My Duo 280c was battered. Scratches, a few chips, a corner got cracked, one
could look at it and know it had seen better days. And for it's life, it was
rock solid. People said the Duos were fragile. My Duo proved them wrong. It
was my constant companion, stuffed into my backpack, along with books, video
tapes, and one time a load of groceries. It got dropped. Thumped. Had a
stereo speaker fall on it. It rolled down the stairs one time like a Slinky.
One time, it was sitting on the kitchen counter minding it's own business
when somebody tossed me a can of corn. They over shot... And I missed... And
the can of corn landed squarely in the middle of the Duo's keyboard. Smacked
it so hard that the trackball assembly popped loose, sending the tiny little
8 ball I had for a track ball bouncing around the kitchen.

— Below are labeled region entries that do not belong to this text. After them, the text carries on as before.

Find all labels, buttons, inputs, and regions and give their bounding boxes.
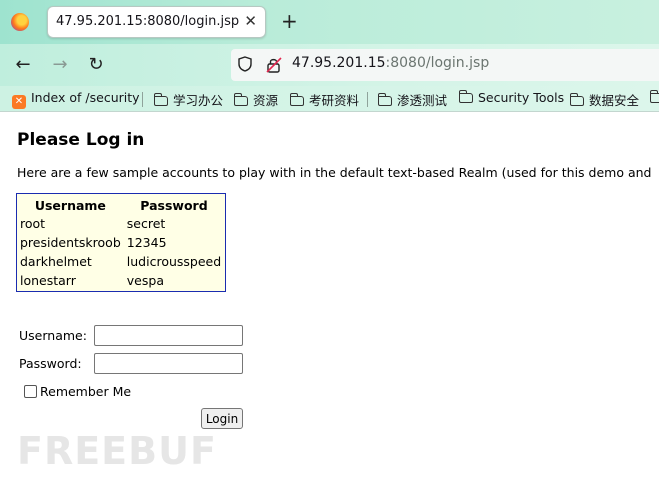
login-button[interactable]: Login: [201, 408, 243, 429]
password-cell: vespa: [126, 273, 164, 288]
bookmark-separator: [142, 92, 143, 107]
close-icon[interactable]: ✕: [244, 12, 257, 30]
table-header-row: Username Password: [17, 194, 224, 214]
bookmark-folder-overflow[interactable]: [649, 90, 659, 105]
table-row: root secret: [17, 214, 224, 233]
username-cell: presidentskroob: [20, 235, 121, 250]
sample-accounts-table: Username Password root secret presidents…: [16, 193, 226, 292]
tab-bar: 47.95.201.15:8080/login.jsp ✕ +: [0, 0, 659, 44]
bookmark-label: 数据安全: [589, 93, 640, 108]
username-cell: lonestarr: [20, 273, 76, 288]
url-path: :8080/login.jsp: [385, 55, 490, 71]
password-cell: 12345: [126, 235, 167, 250]
bookmark-folder-data-security[interactable]: 数据安全: [569, 90, 640, 109]
folder-icon: [233, 93, 248, 106]
table-row: lonestarr vespa: [17, 271, 224, 290]
username-cell: root: [20, 216, 46, 231]
bookmark-separator: [367, 92, 368, 107]
password-label: Password:: [19, 356, 82, 371]
remember-me-label[interactable]: Remember Me: [40, 384, 131, 399]
bookmark-folder-exam[interactable]: 考研资料: [289, 90, 360, 109]
bookmark-label: 考研资料: [309, 93, 360, 108]
password-cell: secret: [126, 216, 166, 231]
column-header-password: Password: [140, 197, 208, 213]
back-button[interactable]: ←: [12, 54, 34, 75]
folder-icon: [153, 93, 168, 106]
username-label: Username:: [19, 328, 87, 343]
remember-me-checkbox[interactable]: [24, 385, 37, 398]
bookmark-folder-security-tools[interactable]: Security Tools: [458, 90, 565, 105]
folder-icon: [649, 90, 659, 103]
password-input[interactable]: [94, 353, 243, 374]
bookmark-label: 学习办公: [173, 93, 224, 108]
bookmark-label: 渗透测试: [397, 93, 448, 108]
folder-icon: [377, 93, 392, 106]
bookmarks-bar: ✕ Index of /security 学习办公 资源 考研资料 渗透测试 Se…: [0, 86, 659, 112]
password-cell: ludicrousspeed: [126, 254, 222, 269]
url-text[interactable]: 47.95.201.15:8080/login.jsp: [292, 55, 489, 71]
shield-icon[interactable]: [238, 56, 252, 72]
table-row: darkhelmet ludicrousspeed: [17, 252, 224, 271]
username-input[interactable]: [94, 325, 243, 346]
xampp-icon: ✕: [12, 95, 26, 109]
bookmark-label: Security Tools: [478, 90, 565, 105]
bookmark-label: Index of /security: [31, 90, 140, 105]
page-content: Please Log in Here are a few sample acco…: [0, 112, 659, 480]
folder-icon: [289, 93, 304, 106]
bookmark-folder-pentest[interactable]: 渗透测试: [377, 90, 448, 109]
intro-text: Here are a few sample accounts to play w…: [17, 165, 652, 180]
username-cell: darkhelmet: [20, 254, 92, 269]
url-host: 47.95.201.15: [292, 55, 386, 71]
reload-button[interactable]: ↻: [85, 54, 107, 75]
bookmark-index-security[interactable]: ✕ Index of /security: [12, 90, 140, 109]
firefox-logo-icon[interactable]: [11, 13, 29, 31]
forward-button[interactable]: →: [49, 54, 71, 75]
freebuf-watermark: FREEBUF: [17, 429, 217, 473]
table-row: presidentskroob 12345: [17, 233, 224, 252]
page-title: Please Log in: [17, 130, 145, 150]
column-header-username: Username: [34, 197, 106, 213]
insecure-lock-icon[interactable]: [266, 56, 282, 74]
bookmark-label: 资源: [253, 93, 279, 108]
bookmark-folder-study[interactable]: 学习办公: [153, 90, 224, 109]
active-tab[interactable]: 47.95.201.15:8080/login.jsp ✕: [47, 6, 266, 38]
bookmark-folder-resources[interactable]: 资源: [233, 90, 279, 109]
tab-title: 47.95.201.15:8080/login.jsp: [56, 14, 240, 29]
new-tab-button[interactable]: +: [281, 9, 298, 33]
folder-icon: [569, 93, 584, 106]
folder-icon: [458, 90, 473, 103]
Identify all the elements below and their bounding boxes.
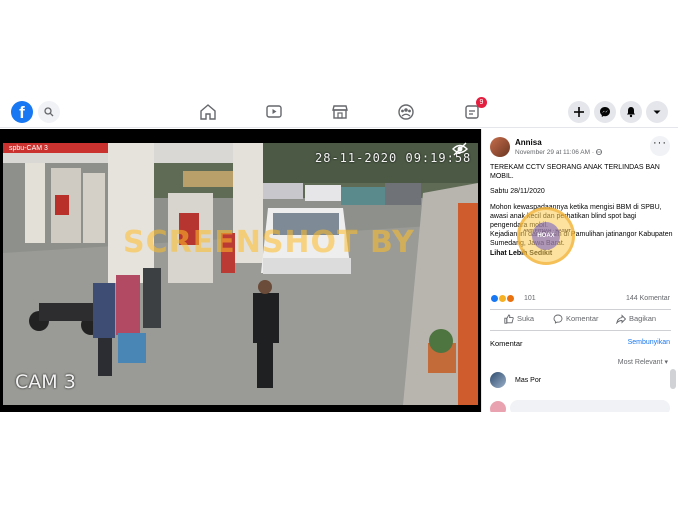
see-less-link[interactable]: Lihat Lebih Sedikit — [490, 249, 673, 258]
commenter-name[interactable]: Mas Por — [515, 377, 541, 384]
commenter-avatar[interactable] — [490, 372, 506, 388]
more-dots-icon: ··· — [653, 137, 667, 149]
comments-section-title: Komentar — [490, 339, 523, 348]
comment-label: Komentar — [566, 314, 599, 323]
comment-sort-dropdown[interactable]: Most Relevant ▾ — [618, 358, 668, 366]
gaming-icon[interactable]: 9 — [462, 97, 487, 122]
post-date-line: Sabtu 28/11/2020 — [490, 188, 545, 196]
like-label: Suka — [517, 314, 535, 323]
hoax-label: HOAX — [532, 222, 560, 250]
caret-down-icon: ▾ — [664, 359, 668, 366]
comment-count[interactable]: 144 Komentar — [626, 295, 670, 302]
cctv-timestamp: 28-11-2020 09:19:58 — [315, 151, 472, 165]
comment-icon — [553, 314, 563, 324]
marketplace-icon[interactable] — [330, 102, 350, 122]
post-headline: TEREKAM CCTV SEORANG ANAK TERLINDAS BAN … — [490, 164, 660, 181]
watch-video-icon[interactable] — [264, 102, 284, 122]
top-navigation-bar: f 9 — [0, 96, 678, 128]
comment-button[interactable]: Komentar — [553, 314, 599, 324]
thumbs-up-icon — [504, 314, 514, 324]
reaction-count[interactable]: 101 — [524, 295, 536, 302]
facebook-window: f 9 28-11-2020 09:19:58 CAM 3 spbu-CAM 3… — [0, 96, 678, 412]
groups-icon[interactable] — [396, 102, 416, 122]
author-name[interactable]: Annisa — [515, 138, 542, 147]
bell-icon — [627, 107, 635, 118]
cctv-frame: 28-11-2020 09:19:58 CAM 3 spbu-CAM 3 SCR… — [3, 143, 478, 405]
angry-reaction-icon — [506, 294, 515, 303]
globe-icon — [595, 149, 602, 156]
share-label: Bagikan — [629, 314, 657, 323]
hide-eye-icon[interactable] — [452, 141, 468, 157]
hide-comments-link[interactable]: Sembunyikan — [628, 339, 670, 346]
search-icon — [44, 107, 54, 117]
post-options-button[interactable]: ··· — [650, 136, 670, 156]
messenger-button[interactable] — [594, 101, 616, 123]
create-button[interactable] — [568, 101, 590, 123]
post-timestamp[interactable]: November 29 at 11:06 AM · — [515, 149, 596, 156]
comments-scrollbar[interactable] — [670, 369, 676, 389]
spbu-sign-text: spbu-CAM 3 — [9, 145, 48, 152]
home-icon[interactable] — [198, 102, 218, 122]
facebook-logo-icon[interactable]: f — [11, 101, 33, 123]
share-button[interactable]: Bagikan — [616, 314, 657, 325]
video-player[interactable]: 28-11-2020 09:19:58 CAM 3 spbu-CAM 3 SCR… — [0, 129, 481, 412]
account-menu-button[interactable] — [646, 101, 668, 123]
plus-icon — [574, 107, 584, 117]
hoax-stamp: ANTI FITNAH · HASUT · HOAX HOAX — [517, 207, 575, 265]
notification-badge: 9 — [476, 97, 487, 108]
post-actions-bar: Suka Komentar Bagikan — [490, 309, 671, 331]
sort-label: Most Relevant — [617, 359, 663, 366]
author-avatar[interactable] — [490, 137, 510, 157]
camera-label: CAM 3 — [15, 371, 76, 393]
chevron-down-icon — [653, 110, 661, 114]
write-comment-input[interactable] — [510, 400, 670, 412]
current-user-avatar — [490, 401, 506, 412]
messenger-icon — [600, 107, 610, 117]
gas-station-scene — [3, 143, 478, 405]
post-side-panel: Annisa November 29 at 11:06 AM · ··· TER… — [481, 129, 678, 412]
screenshot-watermark: SCREENSHOT BY — [123, 225, 415, 260]
share-arrow-icon — [616, 314, 627, 325]
like-button[interactable]: Suka — [504, 314, 534, 324]
search-button[interactable] — [38, 101, 60, 123]
post-text: TEREKAM CCTV SEORANG ANAK TERLINDAS BAN … — [490, 163, 673, 264]
post-meta: November 29 at 11:06 AM · — [515, 149, 602, 156]
post-body-line: Mohon kewaspadaannya ketika mengisi BBM … — [490, 203, 662, 211]
notifications-button[interactable] — [620, 101, 642, 123]
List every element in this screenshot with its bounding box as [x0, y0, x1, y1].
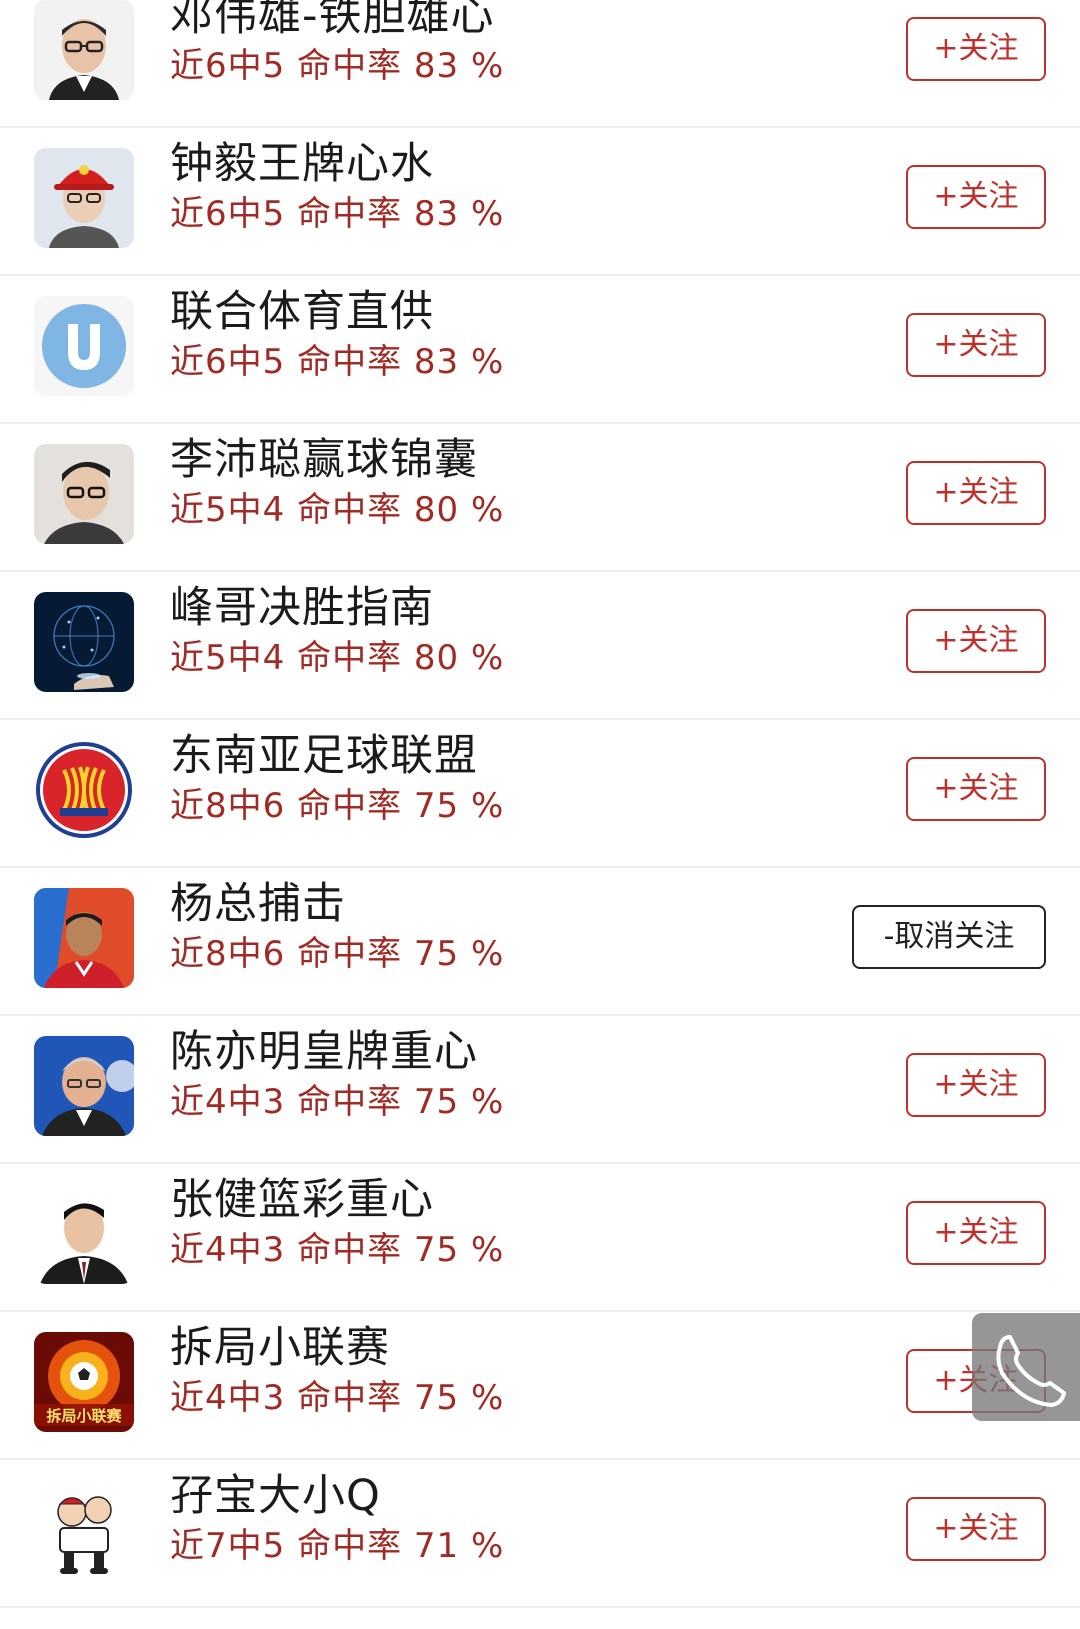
hit-rate-text: 近4中3 命中率 75 %	[170, 1378, 505, 1418]
list-item[interactable]: 陈亦明皇牌重心 近4中3 命中率 75 % +关注	[0, 1016, 1080, 1164]
expert-name: 峰哥决胜指南	[170, 583, 434, 633]
avatar-text: 拆局小联赛	[46, 1407, 122, 1425]
list-item[interactable]: 东南亚足球联盟 近8中6 命中率 75 % +关注	[0, 720, 1080, 868]
hit-rate-text: 近5中4 命中率 80 %	[170, 638, 505, 678]
follow-button[interactable]: +关注	[906, 1053, 1046, 1117]
man-glasses-avatar[interactable]	[34, 0, 134, 100]
expert-name: 东南亚足球联盟	[170, 731, 478, 781]
man-suit-avatar[interactable]	[34, 1184, 134, 1284]
follow-button[interactable]: +关注	[906, 609, 1046, 673]
follow-button[interactable]: +关注	[906, 165, 1046, 229]
asean-emblem-avatar[interactable]	[34, 740, 134, 840]
hit-rate-text: 近7中5 命中率 71 %	[170, 1526, 505, 1566]
follow-button[interactable]: +关注	[906, 461, 1046, 525]
u-logo-avatar[interactable]	[34, 296, 134, 396]
expert-name: 陈亦明皇牌重心	[170, 1027, 478, 1077]
hit-rate-text: 近5中4 命中率 80 %	[170, 490, 505, 530]
cartoon-mascot-avatar[interactable]	[34, 1480, 134, 1580]
hit-rate-text: 近4中3 命中率 75 %	[170, 1082, 505, 1122]
floating-call-button[interactable]	[972, 1313, 1080, 1421]
list-item[interactable]: 拆局小联赛 拆局小联赛 近4中3 命中率 75 % +关注	[0, 1312, 1080, 1460]
phone-icon	[996, 1335, 1066, 1407]
list-item[interactable]: 李沛聪赢球锦囊 近5中4 命中率 80 % +关注	[0, 424, 1080, 572]
hit-rate-text: 近8中6 命中率 75 %	[170, 934, 505, 974]
hit-rate-text: 近6中5 命中率 83 %	[170, 342, 505, 382]
list-item[interactable]: 峰哥决胜指南 近5中4 命中率 80 % +关注	[0, 572, 1080, 720]
older-man-avatar[interactable]	[34, 1036, 134, 1136]
hit-rate-text: 近6中5 命中率 83 %	[170, 194, 505, 234]
follow-button[interactable]: +关注	[906, 757, 1046, 821]
man-red-cap-avatar[interactable]	[34, 148, 134, 248]
follow-button[interactable]: +关注	[906, 313, 1046, 377]
expert-name: 李沛聪赢球锦囊	[170, 435, 478, 485]
list-item[interactable]: 钟毅王牌心水 近6中5 命中率 83 % +关注	[0, 128, 1080, 276]
hit-rate-text: 近8中6 命中率 75 %	[170, 786, 505, 826]
follow-button[interactable]: +关注	[906, 1497, 1046, 1561]
list-item[interactable]: 张健篮彩重心 近4中3 命中率 75 % +关注	[0, 1164, 1080, 1312]
follow-button[interactable]: +关注	[906, 17, 1046, 81]
expert-name: 钟毅王牌心水	[170, 139, 434, 189]
expert-name: 杨总捕击	[170, 879, 346, 929]
list-item[interactable]: 杨总捕击 近8中6 命中率 75 % -取消关注	[0, 868, 1080, 1016]
digital-globe-avatar[interactable]	[34, 592, 134, 692]
unfollow-button[interactable]: -取消关注	[852, 905, 1046, 969]
hit-rate-text: 近4中3 命中率 75 %	[170, 1230, 505, 1270]
hit-rate-text: 近6中5 命中率 83 %	[170, 46, 505, 86]
expert-name: 邓伟雄-铁胆雄心	[170, 0, 495, 41]
list-item[interactable]: 孖宝大小Q 近7中5 命中率 71 % +关注	[0, 1460, 1080, 1608]
expert-name: 张健篮彩重心	[170, 1175, 434, 1225]
man-red-jersey-avatar[interactable]	[34, 888, 134, 988]
fire-football-avatar[interactable]: 拆局小联赛	[34, 1332, 134, 1432]
list-item[interactable]: 联合体育直供 近6中5 命中率 83 % +关注	[0, 276, 1080, 424]
expert-name: 拆局小联赛	[170, 1323, 390, 1373]
expert-list: 邓伟雄-铁胆雄心 近6中5 命中率 83 % +关注 钟毅王牌心水 近6中5 命…	[0, 0, 1080, 1629]
man-glasses-avatar[interactable]	[34, 444, 134, 544]
expert-name: 联合体育直供	[170, 287, 434, 337]
list-item[interactable]: 邓伟雄-铁胆雄心 近6中5 命中率 83 % +关注	[0, 0, 1080, 128]
expert-name: 孖宝大小Q	[170, 1471, 381, 1521]
follow-button[interactable]: +关注	[906, 1201, 1046, 1265]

The only thing
that happened was that it stopped playing the flying toaster display and
returned to the desktop. Probably a bit disturbed and cranky for being awoke
in such a rude manner. Friends said my Duo was a case study in abuse, and
everything you should never do with an Apple Powerbook.

It finally suffered some sort of motherboard failure. One day, it just
refused to power up. And it would have cost more to fix it then I had paid
for it. 

Other then it finally giving up the ghost at the end, it never faltered,
never failed, and never ever let me down. Windows using people around me
marveled at my tiny, and I do mean tiny, battered little Duo. This was, hmm,
around the time that people thought 10 and 11 pound Dell notebooks were
portable. I could hear people gasp at the library when I would toss it in
with my books. And I mean gasp... The loud hissing kind of gasp.

I can only hope my iBook is half as tough as it's great great Grandfather.
Life is messy and dangerous. Stuff happens. And I don't have time to coddle
a computer, I need it to work, no excuses, no sick days.